Wang Wuwei, Zhang Ke, Su Yu, Wang Jingyu, Wang Qi
IEEE Trans Neural Netw Learn Syst. 2024 Nov;35(11):15156-15169. doi: 10.1109/TNNLS.2023.3282905. Epub 2024 Oct 29.
In the past few years, visual tracking methods with convolution neural networks (CNNs) have gained great popularity and success. However, the convolution operation of CNNs struggles to relate spatially distant information, which limits the discriminative power of trackers. Very recently, several Transformer-assisted tracking approaches have emerged to alleviate the above issue by combining CNNs with Transformers to enhance the feature representation. In contrast to the methods mentioned above, this article explores a pure Transformer-based model with a novel semi-Siamese architecture. Both the time-space self-attention module used to construct the feature extraction backbone and the cross-attention discriminator used to estimate the response map solely leverage attention without convolution. Inspired by the recent vision transformers (ViTs), we propose the multistage alternating time-space Transformers (ATSTs) to learn robust feature representation. Specifically, temporal and spatial tokens at each stage are alternately extracted and encoded by separate Transformers. Subsequently, a cross-attention discriminator is proposed to directly generate response maps of the search region without additional prediction heads or correlation filters. Experimental results show that our ATST-based model attains favorable results against state-of-the-art convolutional trackers. Moreover, it shows comparable performance with recent "CNN + Transformer" trackers on various benchmarks while our ATST requires significantly less training data.

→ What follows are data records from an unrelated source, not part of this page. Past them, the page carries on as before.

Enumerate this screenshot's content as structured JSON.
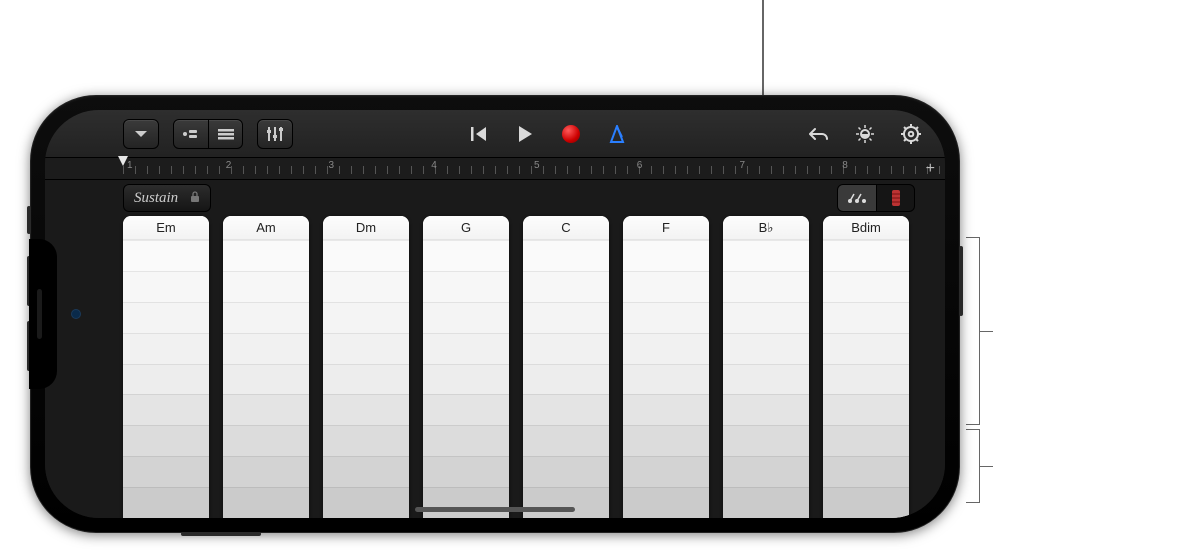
{
  "toolbar": {
    "ruler_bars": [
      "1",
      "2",
      "3",
      "4",
      "5",
      "6",
      "7",
      "8"
    ]
  },
  "strip": {
    "sustain_label": "Sustain"
  },
  "chords": {
    "labels": [
      "Em",
      "Am",
      "Dm",
      "G",
      "C",
      "F",
      "B♭",
      "Bdim"
    ]
  },
  "colors": {
    "record": "#cc0000",
    "metronome": "#2a7fff"
  }
}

在过去几年中,基于卷积神经网络(CNN)的视觉跟踪方法广受欢迎并取得了巨大成功。然而,CNN的卷积操作难以关联空间上距离较远的信息,这限制了跟踪器的辨别能力。最近,出现了几种基于Transformer辅助的跟踪方法,通过将CNN与Transformer相结合来增强特征表示,以缓解上述问题。与上述方法不同,本文探索了一种具有新颖半连体架构的纯基于Transformer的模型。用于构建特征提取主干的时空自注意力模块和用于估计响应图的交叉注意力鉴别器都仅利用注意力而不使用卷积。受近期视觉Transformer(ViT)的启发,我们提出了多级交替时空Transformer(ATST)来学习鲁棒的特征表示。具体而言,每个阶段的时间和空间令牌由单独的Transformer交替提取和编码。随后,提出了一种交叉注意力鉴别器,无需额外的预测头或相关滤波器即可直接生成搜索区域的响应图。实验结果表明,我们基于ATST的模型在与当前最先进的卷积跟踪器对比中取得了良好的结果。此外,在各种基准测试中,它与近期的“CNN + Transformer”跟踪器表现相当,而我们的ATST所需的训练数据要少得多。